Le spectacle était apocalyptique. Le Poséidon, autrefois fier et majestueux, gisait maintenant sur le flanc, un géant blessé, à moitié submergé par les flots. Les lumières de secours, vacillantes, peinaient à percer l'obscurité. L'eau montait inexorablement, remplissant les cabines, les couloirs, engloutissant les vestiges de la fête.

Milana, après avoir réuni Marco et quelques autres survivants terrifiés, commença à évaluer la situation. "Il faut monter," dit-elle, sa voix ferme malgré la situation. "La coque, c'est notre seule chance." Elle repéra le sapin de Noël, tombé du plafond, ses décorations éparpillées. "Le sapin !" s'exclama-t-elle, une idée gerçant dans son esprit. "Il peut nous servir."

Avec l'aide de quelques hommes encore valides, ils déplacèrent le sapin. Ses branches robustes et son tronc servirent de levier, leur permettant de se hisser vers ce qui était maintenant le plafond. Ils progressèrent dans les couloirs, désormais des pentes glissantes et dangereuses. L'eau les suivait, implacable, atteignant bientôt leurs genoux, puis leurs tailles. Chaque pas était une lutte, chaque mouvement une épreuve.

Lila Rose, malgré sa peur de l'eau, se força à avancer. Arthur, sa mère soutenue par un autre survivant, la guidait, son regard déterminé. Marie continuait de chanter, sa voix portant loin, un phare d'espoir dans la détresse. Marco, serrant son ours, regardait autour de lui avec une curiosité mêlée d'effroi, fasciné par cette nouvelle réalité cauchemardesque.

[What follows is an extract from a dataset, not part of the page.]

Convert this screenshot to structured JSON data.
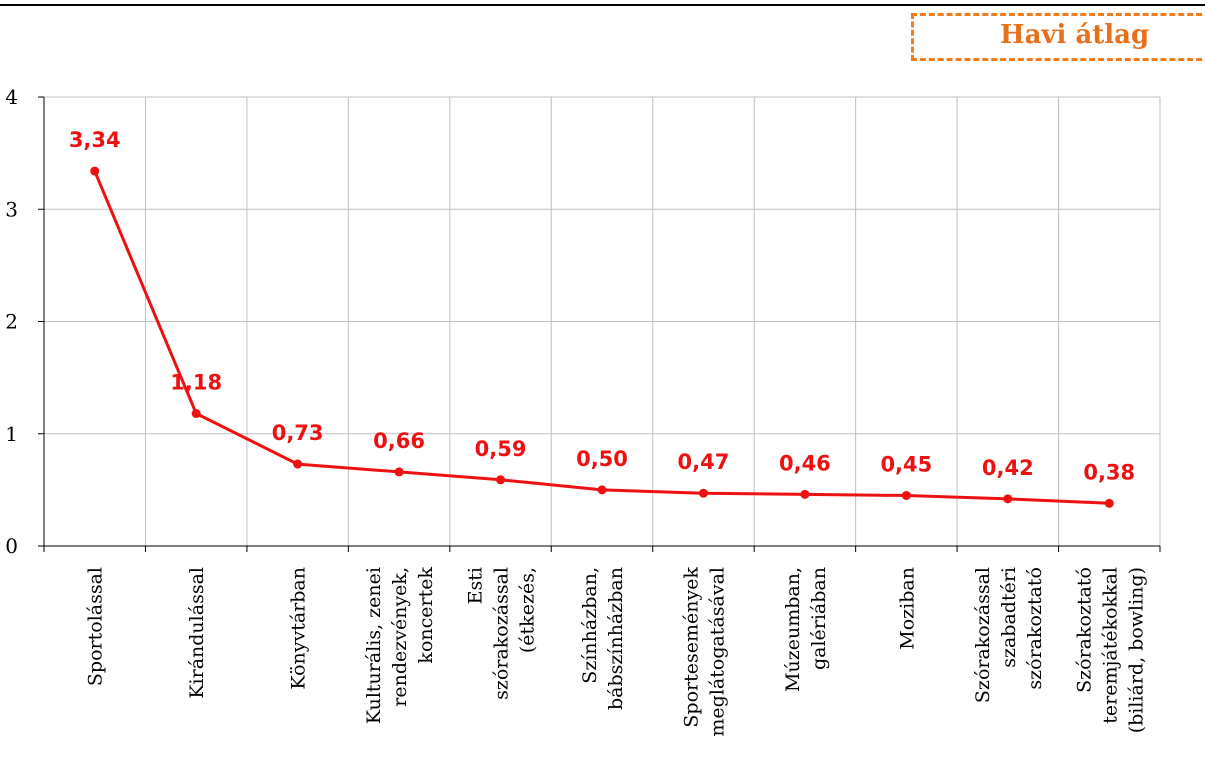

Ils marchaient, ils grimpaient, ils glissaient. Les bruits du navire, craquements, gémissements, échos lointains de souffrance, les accompagnaient. L'air se faisait plus rare, l'humidité plus oppressante. La fatigue commençait à peser lourdement sur eux.

Soudain, dans la pénombre d'une coursive, Arthur aperçut un objet métallique brillant. Un marteau. "Là !" cria-t-il. Il se précipita, le saisit. La tête du marteau était lourde, solide. "La coque," dit Milana, le pointant du doigt. "C'est notre dernière chance."

Ils atteignirent la coque, une paroi d'acier épaisse et froide. Arthur commença à frapper, chaque coup résonnant dans le silence oppressant. Le métal résistait, puis, sous la force des coups répétés, une fissure apparut. Puis une autre. L'eau commençait à s'infiltrer par ces brèches naissantes.

La tension était à son comble. Chaque coup portait l'espoir de la vie, chaque seconde gagnée était une victoire. Les autres survivants se joignirent à Arthur, frappant de toutes leurs forces, utilisant tout ce qu'ils trouvaient – des barres de métal, des morceaux de bois – pour aider à défoncer la coque.

Enfin, avec un dernier craquement sinistre, un pan de la coque céda, révélant une obscurité profonde, mais aussi une promesse d'air libre. L'eau se précipita en torrent, mais cette fois, elle emportait avec elle les survivants vers l'extérieur, vers la nuit glaciale du 31 décembre. Ils furent projetés dans les vagues, luttant pour rester à la surface, emportés par le courant, mais libres du cauchemar du Poséidon retourné.

Épuisés, trempés, mais vivants, ils dérivèrent sur l'océan, le navire englouti derrière eux, un monument tragique à la fête qui avait mal tourné. Le bruit des vagues, autrefois source de terreur pour Lila Rose, était maintenant le son de leur libération. Ils avaient survécu. La nuit était loin d'être terminée, mais ils avaient franchi la première étape, la plus terrifiante. Le combat pour la vie avait commencé.